By the 1960s, Kusama had secured her place as an original artist with a distinctive mode of expression. She befriended Donald Judd, Eva Hesse, and, in particular, “the purest of all persons”, Joseph Cornell. Her sculptural work began evolving into spatial and performance art, with avant-garde “happenings” in prominent public settings, typically featuring polka dot painting, nudity, and messages of peace and love.
After her groundbreaking Narcissus Garden installation at the 1966 Venice Biennale, Kusama herself became an ever more integral element of her oeuvre. As well as appearing as part of her artworks, she carefully honed her public image – routinely photographed with new work, and regularly appearing in vibrant block colours, as well as her soon-to-be-signature bobbed wigs.
For all her reputation as a High Priestess of the hippie love scene, Kusama was reticent about her romantic attachments and spoke openly about her fear of male genitalia and her displeasure in heterosexual sex.
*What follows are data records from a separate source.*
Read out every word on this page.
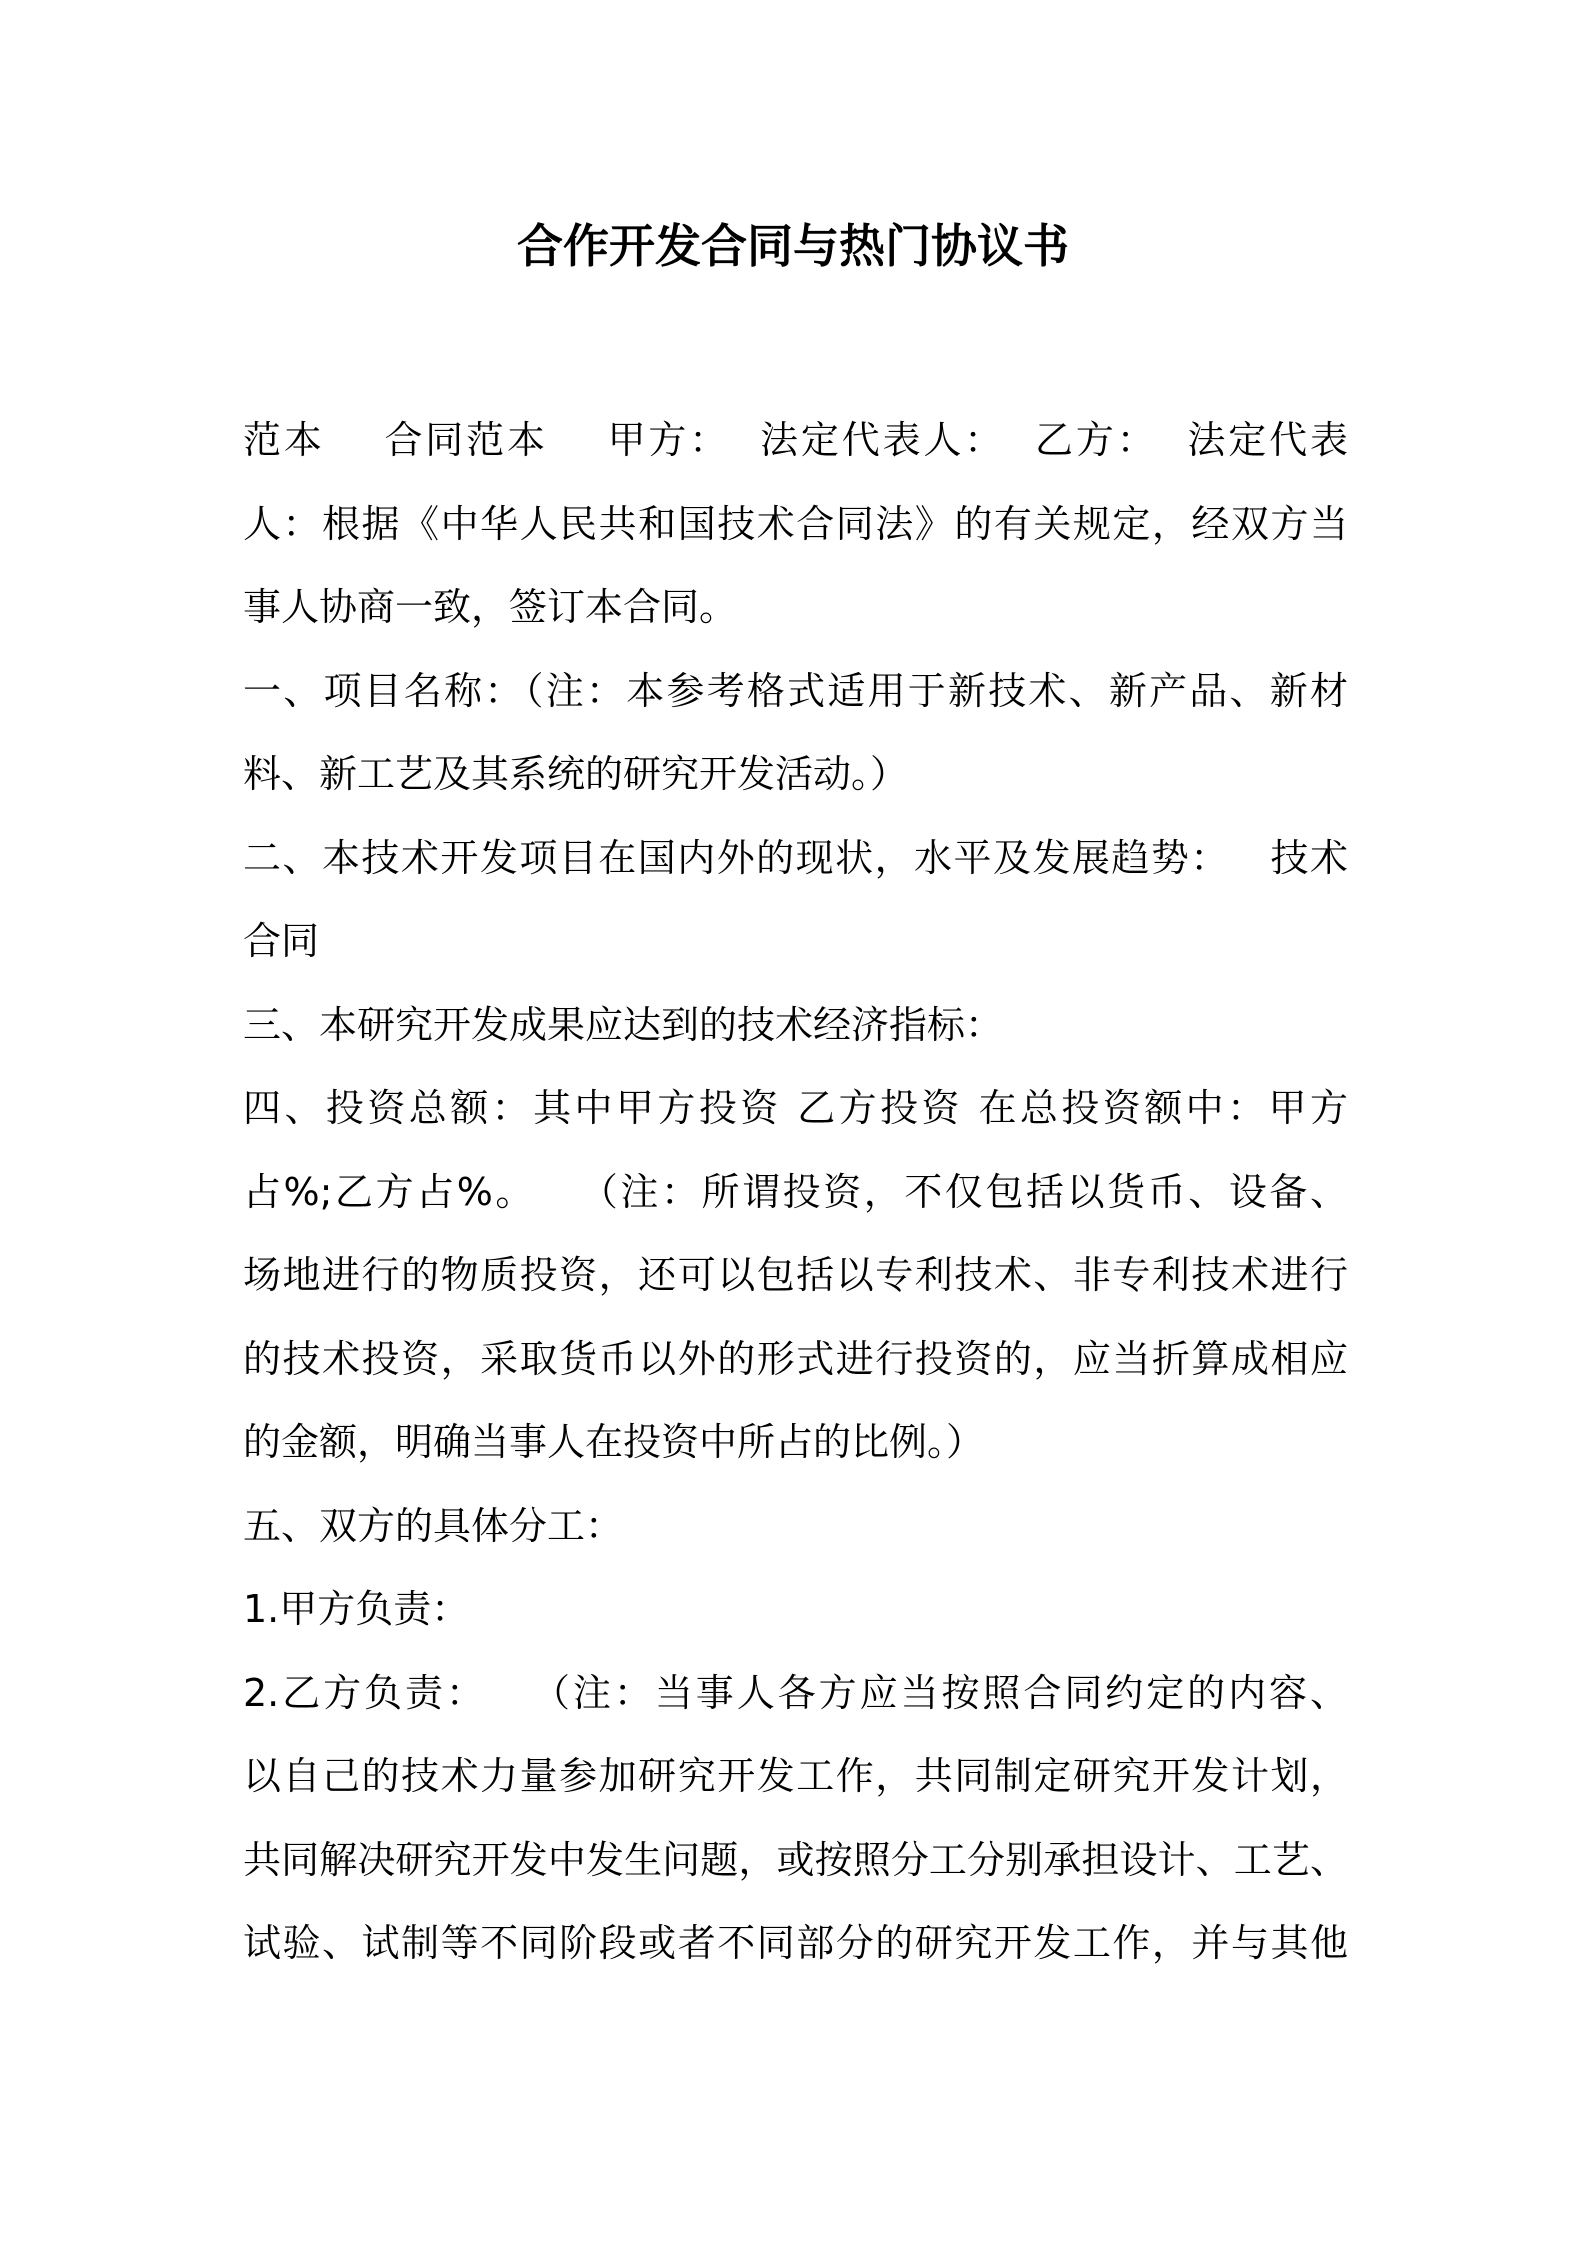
合作开发合同与热门协议书
范本    合同范本    甲方：  法定代表人：  乙方：  法定代表
人：根据《中华人民共和国技术合同法》的有关规定，经双方当
事人协商一致，签订本合同。
一、项目名称：（注：本参考格式适用于新技术、新产品、新材
料、新工艺及其系统的研究开发活动。）
二、本技术开发项目在国内外的现状，水平及发展趋势：   技术
合同
三、本研究开发成果应达到的技术经济指标：
四、投资总额：其中甲方投资 乙方投资 在总投资额中：甲方
占%;乙方占%。   （注：所谓投资，不仅包括以货币、设备、
场地进行的物质投资，还可以包括以专利技术、非专利技术进行
的技术投资，采取货币以外的形式进行投资的，应当折算成相应
的金额，明确当事人在投资中所占的比例。）
五、双方的具体分工：
1.甲方负责：
2.乙方负责：   （注：当事人各方应当按照合同约定的内容、
以自己的技术力量参加研究开发工作，共同制定研究开发计划，
共同解决研究开发中发生问题，或按照分工分别承担设计、工艺、
试验、试制等不同阶段或者不同部分的研究开发工作，并与其他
She described her long and intense relationship with Cornell as passionate yet platonic.
In 1962, the artist’s phallic-shaped “soft sculptures” made their debut appearance in a group show at the Green Gallery, New York. Over the next few years, her protrusions adorned chairs, ladders, shoes – and even a boat. For critics, her overtly sexualized objects were a provocation. For Kusama, they were another staging of fear and self-erasure. “I make them and make them and then keep on making them, until I bury myself in the process. I call this obliteration.”
Kusama’s anxieties about effacement were only compounded as successive male peers gained fame with her ideas. Andy Warhol took up her repetitive images for his Cow Wallpaper. Claes Oldenburg was “inspired” by her fabric phallic couch to create his own soft sculpture, with which he became world famous. In 1965, Kusama created the world’s first mirrored-room environment at Castellane Gallery. Months later, in a total swerve from his established practice, Lucas Samaras exhibited his own mirrored installation at the much more prestigious Pace Gallery.
Intense periods of depression followed. “I can’t even count the number of times I contemplated suicide,” the artist recalls. After Cornell’s death in 1972, her mental health deteriorated further. Returning to Japan in 1977, she checked herself into a psychiatric hospital, where she would later take up voluntary permanent residence, with a studio within walking distance.
Through the 1980s, Kusama’s interest in repetition transposed to printmaking, including silkscreen, etching, and lithography. In the mid 1990s, outdoor sculpture started to appear, with works such as Pumpkin at the Benesse Art Site on Naoshima, Japan; Tulipes de Shangri-La in Lille, France; and The Hymn of Life: Tulips in Beverly Hills, Los Angeles all transporting her repertoire of forms, patterns, and motifs to public space.
Since 2009, Kusama has been immersed in an ongoing, large-scale series, My Eternal Soul, now numbering over 550 works. Reviving many motifs from her earlier years, the series represents Kusama’s continued search to understand and reconcile essential dichotomies: life / death, love / hate, past / present. In the same period, major Kusama retrospectives have shown across Europe and the United States, securing record visitor numbers, not to mention Instagram hashtags. In 2017, the Yayoi Kusama Museum opened in Tokyo.
As she approaches her 92nd birthday, Kusama experiences ageing with a sense of urgency, and an eye on infinity. “My desire to create is stronger now than it’s ever been in my life,” she says. “I paint fervently day in and day out. I want to pass down some fantastic work to posterity when I die. I think about that so much that I can’t get to sleep at night.”